Every time you visit a doctor, hospital, or emergency room you’re always asked to complete long forms with all your health insurance information. This information is then filed with a copy of your health insurance card. But do you know what happens next? Today we’ll discuss the most common ER billing questions patients have for their health insurance providers.
How Health Insurance Billing Works
So what happens between you providing information and your insurance provider picking up the bill?
A health insurance claim is filed. A health insurance claim is a bill to your health insurance company for medical services you or a covered individual receives. Your insurance company agrees to pay this claim based on our benefit coverage. Typically, you have a copay (a set dollar amount) or co-insurance (a percentage of the claim) due for services rendered. You pay a small part of the medical bill and your insurance company covers the rest.
Everyone Receives Emergency Room Benefits
Your health insurance plan includes benefits for emergency room visits. In fact, the state of Texas requires that your insurance provider cover your visit to any emergency room of your choice. When you’re experiencing a medical emergency, the decision of where to seek care is completely in your control. Your health insurance company must honor out of network benefits for your ER visit.

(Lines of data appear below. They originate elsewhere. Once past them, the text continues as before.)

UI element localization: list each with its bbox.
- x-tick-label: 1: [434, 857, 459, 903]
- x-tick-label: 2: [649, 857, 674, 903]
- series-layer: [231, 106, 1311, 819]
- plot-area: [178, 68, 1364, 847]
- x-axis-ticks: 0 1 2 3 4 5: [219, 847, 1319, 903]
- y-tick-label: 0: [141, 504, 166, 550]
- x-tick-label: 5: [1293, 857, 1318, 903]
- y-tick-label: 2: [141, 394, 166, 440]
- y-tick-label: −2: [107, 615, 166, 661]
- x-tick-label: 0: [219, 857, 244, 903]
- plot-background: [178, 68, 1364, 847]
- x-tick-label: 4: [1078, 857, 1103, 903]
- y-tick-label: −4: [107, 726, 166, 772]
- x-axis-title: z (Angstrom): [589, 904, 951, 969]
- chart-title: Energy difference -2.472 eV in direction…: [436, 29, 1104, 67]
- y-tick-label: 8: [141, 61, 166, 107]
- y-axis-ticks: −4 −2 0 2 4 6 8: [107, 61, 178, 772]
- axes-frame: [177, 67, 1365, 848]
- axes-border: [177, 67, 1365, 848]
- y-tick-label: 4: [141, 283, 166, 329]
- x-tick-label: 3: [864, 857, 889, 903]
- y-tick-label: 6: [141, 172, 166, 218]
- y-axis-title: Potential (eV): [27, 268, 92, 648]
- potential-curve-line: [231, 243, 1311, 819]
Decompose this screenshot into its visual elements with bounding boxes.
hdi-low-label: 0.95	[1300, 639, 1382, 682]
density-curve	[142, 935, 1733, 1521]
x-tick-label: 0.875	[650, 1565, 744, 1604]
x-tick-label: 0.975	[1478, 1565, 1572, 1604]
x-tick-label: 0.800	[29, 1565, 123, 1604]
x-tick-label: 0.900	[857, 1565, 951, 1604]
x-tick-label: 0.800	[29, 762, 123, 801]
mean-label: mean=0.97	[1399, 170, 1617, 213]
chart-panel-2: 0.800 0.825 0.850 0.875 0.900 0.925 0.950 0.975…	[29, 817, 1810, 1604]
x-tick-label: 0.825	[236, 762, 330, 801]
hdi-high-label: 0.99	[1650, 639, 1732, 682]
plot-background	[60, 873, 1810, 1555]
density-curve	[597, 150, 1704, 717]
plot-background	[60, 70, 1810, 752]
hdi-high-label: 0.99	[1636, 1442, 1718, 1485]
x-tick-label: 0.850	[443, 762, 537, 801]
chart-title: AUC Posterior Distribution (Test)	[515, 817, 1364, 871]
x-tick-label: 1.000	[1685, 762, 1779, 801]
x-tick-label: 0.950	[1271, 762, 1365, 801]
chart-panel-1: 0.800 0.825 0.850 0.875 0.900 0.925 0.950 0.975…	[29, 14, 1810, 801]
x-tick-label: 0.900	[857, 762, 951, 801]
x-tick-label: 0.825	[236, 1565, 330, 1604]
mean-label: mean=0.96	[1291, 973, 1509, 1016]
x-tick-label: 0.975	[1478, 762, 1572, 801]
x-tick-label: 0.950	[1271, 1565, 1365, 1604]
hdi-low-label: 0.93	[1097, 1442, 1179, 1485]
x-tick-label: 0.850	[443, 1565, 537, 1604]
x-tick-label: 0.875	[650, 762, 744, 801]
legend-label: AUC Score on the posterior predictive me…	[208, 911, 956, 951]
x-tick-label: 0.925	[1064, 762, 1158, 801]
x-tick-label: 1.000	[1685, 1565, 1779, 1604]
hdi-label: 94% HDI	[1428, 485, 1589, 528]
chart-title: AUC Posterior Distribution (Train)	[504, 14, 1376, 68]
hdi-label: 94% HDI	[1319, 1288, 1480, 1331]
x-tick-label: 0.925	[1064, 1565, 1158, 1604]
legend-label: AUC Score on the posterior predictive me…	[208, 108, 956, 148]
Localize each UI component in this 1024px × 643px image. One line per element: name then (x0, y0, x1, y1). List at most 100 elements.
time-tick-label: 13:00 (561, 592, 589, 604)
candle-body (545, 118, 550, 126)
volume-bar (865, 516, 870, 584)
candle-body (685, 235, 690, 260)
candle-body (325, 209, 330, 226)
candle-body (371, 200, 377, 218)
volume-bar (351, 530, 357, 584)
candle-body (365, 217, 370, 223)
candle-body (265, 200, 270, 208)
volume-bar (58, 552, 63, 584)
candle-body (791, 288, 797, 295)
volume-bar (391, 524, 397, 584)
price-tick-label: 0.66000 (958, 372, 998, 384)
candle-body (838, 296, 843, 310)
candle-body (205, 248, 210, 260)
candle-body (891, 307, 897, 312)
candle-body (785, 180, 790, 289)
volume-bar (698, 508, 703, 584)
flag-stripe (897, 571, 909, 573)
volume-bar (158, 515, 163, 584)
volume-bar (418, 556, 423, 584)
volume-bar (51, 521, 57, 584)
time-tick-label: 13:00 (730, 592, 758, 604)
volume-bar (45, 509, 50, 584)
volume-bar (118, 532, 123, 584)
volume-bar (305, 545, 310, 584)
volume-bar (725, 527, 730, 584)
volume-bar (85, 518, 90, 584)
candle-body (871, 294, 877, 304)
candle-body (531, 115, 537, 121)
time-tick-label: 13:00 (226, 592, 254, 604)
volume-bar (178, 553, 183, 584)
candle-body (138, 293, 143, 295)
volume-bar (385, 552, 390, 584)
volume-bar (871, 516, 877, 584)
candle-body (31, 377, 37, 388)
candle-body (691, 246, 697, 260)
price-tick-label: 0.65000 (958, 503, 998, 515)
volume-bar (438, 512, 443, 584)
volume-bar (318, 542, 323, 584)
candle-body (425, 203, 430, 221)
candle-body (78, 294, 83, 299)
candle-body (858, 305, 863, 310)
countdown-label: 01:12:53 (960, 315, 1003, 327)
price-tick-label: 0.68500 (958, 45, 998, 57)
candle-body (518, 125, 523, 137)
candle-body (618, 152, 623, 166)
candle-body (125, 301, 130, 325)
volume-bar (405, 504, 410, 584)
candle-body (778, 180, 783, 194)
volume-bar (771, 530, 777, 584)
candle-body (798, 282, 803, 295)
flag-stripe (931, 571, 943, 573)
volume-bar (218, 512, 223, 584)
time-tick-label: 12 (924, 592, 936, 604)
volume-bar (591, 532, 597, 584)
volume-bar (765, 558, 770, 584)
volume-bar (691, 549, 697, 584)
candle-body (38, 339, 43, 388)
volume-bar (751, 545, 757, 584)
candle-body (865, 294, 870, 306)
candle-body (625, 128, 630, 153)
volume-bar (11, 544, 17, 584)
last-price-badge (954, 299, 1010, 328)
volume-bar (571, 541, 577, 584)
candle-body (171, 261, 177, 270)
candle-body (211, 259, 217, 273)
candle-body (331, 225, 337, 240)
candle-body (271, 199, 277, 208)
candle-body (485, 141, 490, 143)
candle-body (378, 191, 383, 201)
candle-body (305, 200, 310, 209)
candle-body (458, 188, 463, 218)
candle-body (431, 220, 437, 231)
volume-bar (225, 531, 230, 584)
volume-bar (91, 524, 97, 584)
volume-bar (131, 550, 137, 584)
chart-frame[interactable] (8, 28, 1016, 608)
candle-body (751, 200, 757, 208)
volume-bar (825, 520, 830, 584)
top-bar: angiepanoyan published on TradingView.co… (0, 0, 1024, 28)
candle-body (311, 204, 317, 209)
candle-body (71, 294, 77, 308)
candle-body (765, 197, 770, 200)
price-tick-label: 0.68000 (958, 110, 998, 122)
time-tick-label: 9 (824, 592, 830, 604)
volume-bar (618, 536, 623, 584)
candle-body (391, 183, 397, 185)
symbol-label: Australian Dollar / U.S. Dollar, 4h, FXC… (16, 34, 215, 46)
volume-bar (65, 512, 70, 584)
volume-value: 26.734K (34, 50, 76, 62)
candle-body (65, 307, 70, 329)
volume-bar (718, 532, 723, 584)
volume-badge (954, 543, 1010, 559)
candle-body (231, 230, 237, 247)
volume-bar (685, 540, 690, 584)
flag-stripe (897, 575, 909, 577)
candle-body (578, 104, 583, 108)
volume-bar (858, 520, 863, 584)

When you complete the admission paperwork for the emergency room, you will be asked to pay your insurance policy’s co-pay or your estimated co-insurance at the time of your visit. Ask your admissions clerk about the billing options offered by the emergency room you are visiting. Some emergency rooms, like Advance ER, honor in-network billing even if they are not a part of your health insurance coverage network. Knowing these details can help you work to reduce the total claim made to your insurance company.
Explanation of Benefits Are Not Bills
The ER billing process starts as soon as you leave the emergency room. You will receive an Explanation of Benefits or EOB in the mail. This required document lists the services you were provided during your ER visit and the associated costs.
The Explanation of Benefits is not a bill. This document is used by your emergency room billing department to generate the claim for your insurance company. If your insurance company determines you owe more than the amount already paid for services, they will make you aware of your financial obligation.
Why You Receive Separate Bills from Emergency Room Departments
Emergency room departments that are attached to hospitals rely on the services of the facility to treat emergency room patients. When you visit a traditional ER department your insurance will be billed from the facility and the physician. You will also be billed by each separate department that treated you: the pharmacy, x-ray, ultrasound or others. Most hospital departments are separate legal entities that operate in one building, therefore they must bill separately.
Standalone emergency rooms like Advance ER eliminate the problem of multiple claims for your visit
Most standalone emergency rooms bill your insurance company for any services from medical imaging or other departments as a part of the facility bill. The physician still makes a separate claim, resulting in only 2 claims for your visit. By combining billing, standalone emergency rooms help expedite the processing of your claim.